Independientemente de su naturaleza pública o privada, en la gobernanza multinivel la presencia de estos nuevos sujetos ha despojado al gobierno central de su propia hegemonía decisoria. Bajo estas circunstancias, su participación en el sistema político ya no se expresa en términos imperativos, absolutos e incontrovertibles; desde una perspectiva horizontal, el gobierno central es otro actor más que interviene en el intrincado proceso de toma decisiones, que propicia (o que debe propiciar) la imparcialidad, neutralidad e igualdad de los procedimientos institucionales y que comparte, más por coerción de las fuerzas posmodernas que por voluntad propia, parte de su soberanía decisoria.
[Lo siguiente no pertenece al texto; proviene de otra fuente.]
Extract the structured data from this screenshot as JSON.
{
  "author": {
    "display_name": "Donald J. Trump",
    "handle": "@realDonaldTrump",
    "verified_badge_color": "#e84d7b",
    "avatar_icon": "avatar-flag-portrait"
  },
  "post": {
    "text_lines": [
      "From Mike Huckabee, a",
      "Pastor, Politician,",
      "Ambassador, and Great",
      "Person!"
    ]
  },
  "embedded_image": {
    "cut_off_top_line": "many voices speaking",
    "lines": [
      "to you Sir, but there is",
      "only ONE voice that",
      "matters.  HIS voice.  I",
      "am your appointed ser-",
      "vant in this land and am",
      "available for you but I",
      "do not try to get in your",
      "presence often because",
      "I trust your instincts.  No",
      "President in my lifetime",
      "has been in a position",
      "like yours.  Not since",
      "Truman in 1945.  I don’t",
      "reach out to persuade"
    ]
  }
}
En definitiva, las funciones gubernamentales se ven impelidas a una transformación progresiva en donde no se limiten únicamente a la formulación, implementación y ejecución de outputs; por el contrario, que se extiendan a la coordinación de espacios participativos y a la negociación entre actores políticos y metapolíticos (Bevir, 2009, 2010; Colomer, 2010; Levi-Faur, 2014a).
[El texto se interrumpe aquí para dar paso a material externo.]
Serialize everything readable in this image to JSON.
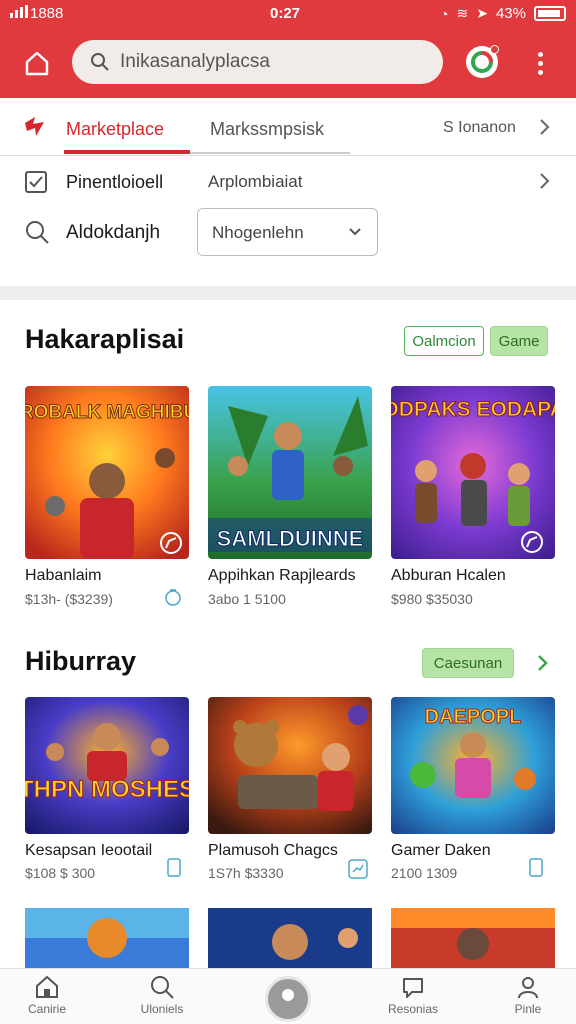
{
  "status": {
    "carrier": "1888",
    "time": "0:27",
    "battery": "43%"
  },
  "search": {
    "placeholder": "Inikasanalyplacsa"
  },
  "tabs": [
    {
      "label": "Marketplace"
    },
    {
      "label": "Markssmpsisk"
    },
    {
      "label": "S Ionanon"
    }
  ],
  "filters": {
    "row1_label": "Pinentloioell",
    "row1_value": "Arplombiaiat",
    "row2_label": "Aldokdanjh",
    "select_value": "Nhogenlehn"
  },
  "sections": [
    {
      "title": "Hakaraplisai",
      "buttons": [
        "Oalmcion",
        "Game"
      ],
      "items": [
        {
          "title": "Habanlaim",
          "price": "$13h- ($3239)",
          "art": "MROBALK MAGHIBUS",
          "icon": "refresh-icon"
        },
        {
          "title": "Appihkan Rapjleards",
          "price": "3abo 1 5100",
          "art": "SAMLDUINNE",
          "icon": "none"
        },
        {
          "title": "Abburan Hcalen",
          "price": "$980 $35030",
          "art": "DODPAKS EODAPAS",
          "icon": "compass-icon"
        }
      ]
    },
    {
      "title": "Hiburray",
      "buttons": [
        "Caesunan"
      ],
      "items": [
        {
          "title": "Kesapsan Ieootail",
          "price": "$108 $ 300",
          "art": "THPN MOSHES",
          "icon": "tablet-icon"
        },
        {
          "title": "Plamusoh Chagcs",
          "price": "1S7h $3330",
          "art": "",
          "icon": "map-icon"
        },
        {
          "title": "Gamer Daken",
          "price": "2100 1309",
          "art": "DAEPOPL",
          "icon": "tablet-icon"
        }
      ]
    }
  ],
  "nav": [
    {
      "label": "Canirie",
      "icon": "home-icon"
    },
    {
      "label": "Uloniels",
      "icon": "search-icon"
    },
    {
      "label": "",
      "icon": "profile-icon"
    },
    {
      "label": "Resonias",
      "icon": "chat-icon"
    },
    {
      "label": "Pinle",
      "icon": "user-icon"
    }
  ],
  "colors": {
    "accent": "#e0393e",
    "tab_active": "#d8262c",
    "green": "#52b35c"
  }
}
Por una parte, la coordinación hace referencia a la deslocalización (criterio territorial), desconcentración (criterio funcional) y descentralización (criterio institucional) de los métodos e instancias participativas en el sistema político. Históricamente, con la consolidación del Estado moderno como forma arquetípica de organización política, estos escenarios se habían desarrollado en función de la representación democrática, ya fuera del orden parlamentario o ejecutivo. Los ciudadanos, de esta forma, solo participaban de manera indirecta a través de la elección de sus representantes que, en últimas, eran los encargados de encauzar, defender y materializar los intereses de aquellos. No obstante, la gobernanza multinivel busca proporcionar nuevas plazas públicas coordinadas por el mismo gobierno, no necesariamente de naturaleza electoral, en donde los ciudadanos (y otros actores decisorios) puedan ejercer un rol más directo y activo en el proceso de toma de decisiones.

En teoría, se trata de un desplazamiento desde un modelo democrático representativo hacia uno participativo (Fisher, 2014; Heinelt, 2018; Walker y Shannon, 2011)13. Esto implica que el Estado no se debe conformar con el aseguramiento y protección de procesos electorales libres, transparentes y recurrentes (ya sea en el ámbito local, regional, nacional o, inclusive, internacional) o de mecanismos de control, limitación y contestación al poder (acción de constitucionalidad, acción de amparo, revocatoria de mandato, habeas corpus, etc.); en cambio, debe estructurar nuevos espacios de concertación, deliberación y participación que estrechen la relación entre los sujetos políticos (no necesariamente ciudadanos, por ejemplo, empresas, sindicatos, medios de comunicación, etc.) y el propio gobierno. El propósito, en concreto, no recae en la idea utópica de materializar una democracia directa (Dahl, 2020)14 (auspiciada por los avances tecnológicos, informativos y comunicativos) en donde todos puedan participar sin restricciones de lo público, sino, más bien, busca ampliar las esferas de incidencia de actores no-estatales (y, por ende, no-hegemónicos) en el proceso de toma, ejecución y control de decisiones colectivas.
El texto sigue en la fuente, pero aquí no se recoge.